For the Hindu, enlightenment is a major key to finding unity with Brahman, the “Ultimate Reality”. There are three basic paths to this unity: 

  • dharma: a path of works – by trying to fulfill a specific set of religious and social obligations. This will include staying within your caste, marrying within your caste, and raising up at least one son who will do the same.
  • inana: the path of knowledge – a life of self-renunciation and meditation upon the pantheistic realities of Hinduism . This path includes the practice of yoga (a difficult physical regimen using breath control, posture and concentration in order to control one’s consciousness) . This path is open only to men in the highest castes.
  • bhakti: the path of passionate devotion – this focuses usually on one god out of the 330 million gods of Hinduism. This path has its greatest appeal to the lower castes, and consists primarily of passionate worship of that one god, goddess or demigod chosen.

Worshipping Many Gods

This brief overview of Hinduism shows its orientation toward a kind of salvation by works and through the worship of many gods.

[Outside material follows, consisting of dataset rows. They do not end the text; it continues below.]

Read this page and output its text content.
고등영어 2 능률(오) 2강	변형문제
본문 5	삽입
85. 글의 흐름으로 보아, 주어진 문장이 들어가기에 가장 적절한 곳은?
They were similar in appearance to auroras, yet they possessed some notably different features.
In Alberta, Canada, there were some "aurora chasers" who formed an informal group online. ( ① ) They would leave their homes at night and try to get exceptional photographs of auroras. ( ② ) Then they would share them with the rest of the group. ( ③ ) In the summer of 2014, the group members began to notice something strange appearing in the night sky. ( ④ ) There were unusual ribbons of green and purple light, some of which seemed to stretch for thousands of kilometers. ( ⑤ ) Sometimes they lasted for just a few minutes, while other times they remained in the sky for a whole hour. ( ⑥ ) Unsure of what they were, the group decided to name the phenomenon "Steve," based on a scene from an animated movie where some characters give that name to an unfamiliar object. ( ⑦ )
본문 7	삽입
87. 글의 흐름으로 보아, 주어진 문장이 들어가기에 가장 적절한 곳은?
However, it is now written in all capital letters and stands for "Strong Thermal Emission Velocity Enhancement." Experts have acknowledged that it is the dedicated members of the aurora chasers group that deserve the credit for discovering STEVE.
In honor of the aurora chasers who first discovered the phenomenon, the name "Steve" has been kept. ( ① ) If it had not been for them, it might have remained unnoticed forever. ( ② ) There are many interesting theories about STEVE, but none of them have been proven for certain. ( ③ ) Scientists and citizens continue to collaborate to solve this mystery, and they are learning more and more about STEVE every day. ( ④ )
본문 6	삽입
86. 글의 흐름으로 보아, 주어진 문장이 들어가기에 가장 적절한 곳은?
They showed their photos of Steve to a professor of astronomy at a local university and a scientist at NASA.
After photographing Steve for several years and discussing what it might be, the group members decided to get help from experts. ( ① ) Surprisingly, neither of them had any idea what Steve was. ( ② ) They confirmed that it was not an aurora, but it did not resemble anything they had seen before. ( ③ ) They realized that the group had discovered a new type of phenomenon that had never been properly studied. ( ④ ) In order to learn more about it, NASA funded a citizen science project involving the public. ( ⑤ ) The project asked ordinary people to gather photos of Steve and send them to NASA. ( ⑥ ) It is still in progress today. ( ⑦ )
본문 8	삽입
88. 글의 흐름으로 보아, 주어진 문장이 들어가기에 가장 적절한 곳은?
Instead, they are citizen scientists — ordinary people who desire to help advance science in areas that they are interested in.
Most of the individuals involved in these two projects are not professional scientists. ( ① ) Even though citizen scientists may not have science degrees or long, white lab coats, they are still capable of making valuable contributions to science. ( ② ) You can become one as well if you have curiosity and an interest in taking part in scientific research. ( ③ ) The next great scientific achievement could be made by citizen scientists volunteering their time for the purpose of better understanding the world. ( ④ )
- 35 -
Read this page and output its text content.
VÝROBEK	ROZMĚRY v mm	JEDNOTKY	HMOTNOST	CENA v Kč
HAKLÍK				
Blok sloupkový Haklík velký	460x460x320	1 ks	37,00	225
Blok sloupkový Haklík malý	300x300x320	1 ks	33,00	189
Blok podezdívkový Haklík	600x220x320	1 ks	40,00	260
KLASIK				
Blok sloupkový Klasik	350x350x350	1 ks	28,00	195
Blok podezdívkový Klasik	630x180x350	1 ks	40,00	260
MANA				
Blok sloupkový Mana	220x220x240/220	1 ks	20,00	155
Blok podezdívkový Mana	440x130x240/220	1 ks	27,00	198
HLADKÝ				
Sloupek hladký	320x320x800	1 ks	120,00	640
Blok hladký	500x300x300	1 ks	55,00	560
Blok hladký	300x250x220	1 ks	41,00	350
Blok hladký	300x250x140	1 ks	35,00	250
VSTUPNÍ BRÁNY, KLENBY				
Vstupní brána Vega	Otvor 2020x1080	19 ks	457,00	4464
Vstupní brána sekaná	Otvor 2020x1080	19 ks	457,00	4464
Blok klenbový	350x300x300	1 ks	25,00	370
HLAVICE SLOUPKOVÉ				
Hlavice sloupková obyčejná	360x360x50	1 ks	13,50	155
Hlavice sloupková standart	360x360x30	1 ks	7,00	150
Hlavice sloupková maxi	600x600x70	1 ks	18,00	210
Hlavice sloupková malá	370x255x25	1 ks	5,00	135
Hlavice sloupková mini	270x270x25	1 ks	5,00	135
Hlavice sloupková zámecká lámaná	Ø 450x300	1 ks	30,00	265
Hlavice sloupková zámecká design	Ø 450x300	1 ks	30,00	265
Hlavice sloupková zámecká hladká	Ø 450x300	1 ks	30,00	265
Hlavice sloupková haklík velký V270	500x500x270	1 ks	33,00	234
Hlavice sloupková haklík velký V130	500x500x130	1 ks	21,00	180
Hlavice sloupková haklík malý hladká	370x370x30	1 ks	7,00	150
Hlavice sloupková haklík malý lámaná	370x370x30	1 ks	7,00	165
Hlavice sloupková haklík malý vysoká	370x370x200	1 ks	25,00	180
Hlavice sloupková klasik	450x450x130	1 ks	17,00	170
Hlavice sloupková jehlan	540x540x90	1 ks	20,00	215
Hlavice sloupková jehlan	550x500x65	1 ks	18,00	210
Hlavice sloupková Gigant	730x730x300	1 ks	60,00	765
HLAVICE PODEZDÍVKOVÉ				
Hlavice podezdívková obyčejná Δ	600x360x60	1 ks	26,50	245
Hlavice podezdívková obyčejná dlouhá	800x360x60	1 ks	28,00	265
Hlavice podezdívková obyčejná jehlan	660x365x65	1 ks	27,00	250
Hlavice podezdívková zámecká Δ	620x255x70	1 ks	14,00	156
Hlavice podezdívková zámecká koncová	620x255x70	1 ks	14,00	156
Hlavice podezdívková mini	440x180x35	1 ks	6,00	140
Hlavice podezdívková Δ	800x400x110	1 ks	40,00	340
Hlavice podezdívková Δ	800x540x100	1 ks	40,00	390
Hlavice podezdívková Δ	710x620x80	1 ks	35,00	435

The practitioner of Hinduism is engaged in a search for enlightenment. The direction of his effort is from mankind toward God. All of his work is based on his own effort to attain this mystical state in the face of an impersonal god.

By contrast, in biblical Christianity it is God Who has taken the initiative. The direction of revelation and divine effort is God reaching toward humanity in love. And, as shown earlier, salvation is a free gift given by God which cannot be earned by human effort and striving (Rom 6:23; 1 John 4: 10). It can only be received by a person.